Monday, October 11, 2010

You are either moving forwards or you are moving backwards

Yesterday I was reading a post from Andrew Torris, the Deputy Superintendent from Shanghai American School.  He drew an analogy between teaching and marathon running:
Like a long distance runner preparing for a race I expect a teacher to plan their career in the same way. I need teachers who can see past the next vacation or school year and consider what they need to do continue to improve, to learn and to reach their ultimate potential throughout the entirety of their career. As new employees come to our school we have a long conversation within the interview process about career goals. Professional stagnation is not an alternative at our school. We ask that people take their goals seriously. We ask that they stay professionally current and focused on goals that can be supported not only by the teacher but also by the organization. 
This post was especially meaningful to me as I'm involved in goal setting right now and in discussing these goals with my administration.  I love the way that at SAS the focus is further than the current school year and that the organization is also responsible for supporting the teacher to reach his or her goals.  I love goal setting - I always see it as a positive experience, though for me it has been hard to focus on goals that are long-term as I'm not sure how long I will be staying in my current school.  However what this post has made me realise is that my personal goals need not be just for this school - they can be goals that I will reach after perhaps many years and in a different school.

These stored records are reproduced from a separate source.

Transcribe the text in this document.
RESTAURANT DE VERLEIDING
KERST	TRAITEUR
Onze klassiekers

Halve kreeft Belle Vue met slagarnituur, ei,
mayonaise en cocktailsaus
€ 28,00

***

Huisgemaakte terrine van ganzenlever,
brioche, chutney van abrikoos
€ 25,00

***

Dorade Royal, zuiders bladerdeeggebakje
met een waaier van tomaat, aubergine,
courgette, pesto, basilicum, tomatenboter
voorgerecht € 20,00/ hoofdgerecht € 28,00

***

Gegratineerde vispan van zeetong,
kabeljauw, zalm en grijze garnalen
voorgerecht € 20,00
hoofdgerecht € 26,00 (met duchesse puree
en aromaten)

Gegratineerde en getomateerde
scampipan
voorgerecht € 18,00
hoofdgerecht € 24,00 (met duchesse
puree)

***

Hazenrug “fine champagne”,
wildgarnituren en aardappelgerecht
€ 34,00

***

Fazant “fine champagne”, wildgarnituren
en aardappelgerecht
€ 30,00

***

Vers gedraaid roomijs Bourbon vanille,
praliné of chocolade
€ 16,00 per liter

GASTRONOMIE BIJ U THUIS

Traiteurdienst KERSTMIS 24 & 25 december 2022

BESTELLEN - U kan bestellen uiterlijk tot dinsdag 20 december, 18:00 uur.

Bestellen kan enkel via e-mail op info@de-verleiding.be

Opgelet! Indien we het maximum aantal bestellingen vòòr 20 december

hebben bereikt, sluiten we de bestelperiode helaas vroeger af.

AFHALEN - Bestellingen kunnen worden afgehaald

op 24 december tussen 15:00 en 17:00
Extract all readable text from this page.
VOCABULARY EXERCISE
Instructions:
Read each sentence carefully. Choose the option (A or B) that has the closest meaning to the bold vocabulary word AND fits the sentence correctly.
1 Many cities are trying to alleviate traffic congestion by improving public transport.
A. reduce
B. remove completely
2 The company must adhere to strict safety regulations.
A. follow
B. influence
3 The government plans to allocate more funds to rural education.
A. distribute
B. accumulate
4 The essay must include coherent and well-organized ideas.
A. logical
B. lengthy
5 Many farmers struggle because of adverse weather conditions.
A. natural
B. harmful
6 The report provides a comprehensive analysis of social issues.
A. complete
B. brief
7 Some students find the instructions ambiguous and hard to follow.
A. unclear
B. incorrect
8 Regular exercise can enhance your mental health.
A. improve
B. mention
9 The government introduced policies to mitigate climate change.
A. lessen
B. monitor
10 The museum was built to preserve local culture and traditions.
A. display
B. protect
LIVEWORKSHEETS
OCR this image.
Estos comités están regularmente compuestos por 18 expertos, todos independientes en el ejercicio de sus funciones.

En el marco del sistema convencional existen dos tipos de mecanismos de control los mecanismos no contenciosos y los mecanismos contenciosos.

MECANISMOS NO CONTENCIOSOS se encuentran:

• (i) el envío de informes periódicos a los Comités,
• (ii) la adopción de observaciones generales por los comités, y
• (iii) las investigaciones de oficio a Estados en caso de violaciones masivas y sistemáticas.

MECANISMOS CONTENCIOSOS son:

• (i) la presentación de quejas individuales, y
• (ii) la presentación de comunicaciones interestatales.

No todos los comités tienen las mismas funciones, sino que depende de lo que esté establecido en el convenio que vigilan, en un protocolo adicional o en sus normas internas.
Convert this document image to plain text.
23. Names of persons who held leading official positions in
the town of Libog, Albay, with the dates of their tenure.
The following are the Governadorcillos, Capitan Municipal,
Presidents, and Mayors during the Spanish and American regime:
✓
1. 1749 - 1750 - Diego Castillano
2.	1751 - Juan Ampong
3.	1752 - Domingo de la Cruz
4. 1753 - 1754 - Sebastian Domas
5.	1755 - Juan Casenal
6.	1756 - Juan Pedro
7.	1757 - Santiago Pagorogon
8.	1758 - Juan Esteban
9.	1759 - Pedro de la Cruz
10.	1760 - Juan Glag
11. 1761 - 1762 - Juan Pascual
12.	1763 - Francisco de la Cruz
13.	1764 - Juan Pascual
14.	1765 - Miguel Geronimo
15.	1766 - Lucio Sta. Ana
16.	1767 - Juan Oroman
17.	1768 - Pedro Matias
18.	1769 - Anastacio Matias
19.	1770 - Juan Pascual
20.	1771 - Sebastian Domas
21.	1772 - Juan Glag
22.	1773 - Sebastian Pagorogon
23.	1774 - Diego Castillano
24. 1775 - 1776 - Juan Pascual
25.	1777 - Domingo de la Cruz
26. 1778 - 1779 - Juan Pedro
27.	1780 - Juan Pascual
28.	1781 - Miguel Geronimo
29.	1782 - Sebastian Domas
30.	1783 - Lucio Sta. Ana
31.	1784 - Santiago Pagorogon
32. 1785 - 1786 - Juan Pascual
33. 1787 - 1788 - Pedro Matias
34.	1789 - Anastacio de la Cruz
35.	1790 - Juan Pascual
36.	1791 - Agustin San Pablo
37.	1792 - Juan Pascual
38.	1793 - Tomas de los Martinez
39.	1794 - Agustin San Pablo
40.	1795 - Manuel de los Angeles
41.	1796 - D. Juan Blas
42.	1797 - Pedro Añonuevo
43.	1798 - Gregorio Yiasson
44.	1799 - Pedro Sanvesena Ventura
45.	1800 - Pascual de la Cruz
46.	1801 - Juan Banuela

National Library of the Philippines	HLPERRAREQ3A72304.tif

Before I moved to Switzerland I already decided that there were areas where I wanted to professionally develop myself.  In Asia I had thought about workshop leader training, but had to commit to staying 2 more years in the region, something that I didn't want to do.  Recently, however, I have been accepted onto WLT training in my new region - so this is a goal I had some years ago that will only now be realised.  In the same way I would eventually like to be involved in ADE training as I was unable to attend the planned ADE Institute in Singapore when the "yellow shirts" blockaded the airport in Bangkok a couple of years ago.  Last week I moved a little closer to that goal too, when I met with someone from Apple who is keen to restart the ADE programme in Switzerland.  

To me you have to keep moving forwards - it's not possible to stand still.  Either you are making progress or you are falling back.  Moving forward always involves taking risks - some people don't like to be out in front where everything you do gets noticed - good and bad.  They'd rather keep their heads down and stay safe.  Andrew Torris addresses that too:
Like a runner, a good stretch outside of one’s own comfort zone keeps a teacher professionally limber. We all know the person who strives to stay in their comfort zone, They never take risks. Their constant focus is to remain in the middle part of the pack (or the back) but not stand out in last pace. Mediocrity is their norm. 
I have another thought about this too:  sometimes it is not enough just to be moving forwards, sometimes if you are not moving forwards fast enough you are still moving backwards compared with everyone else, and that's probably the hardest of all to deal with and when you start to question if you really can make the distance.

Photo Credit:  Morning runner by Olivier

1 comment:

  1. Mediocrity can not be an option in schools. Just as I wouldn't want a mediocre doctor, I don't want a mediocre teacher. I want the best of the best who is constantly honing their craft and learning to become better. We all should be striving for this and that means taking steps in the forward direction.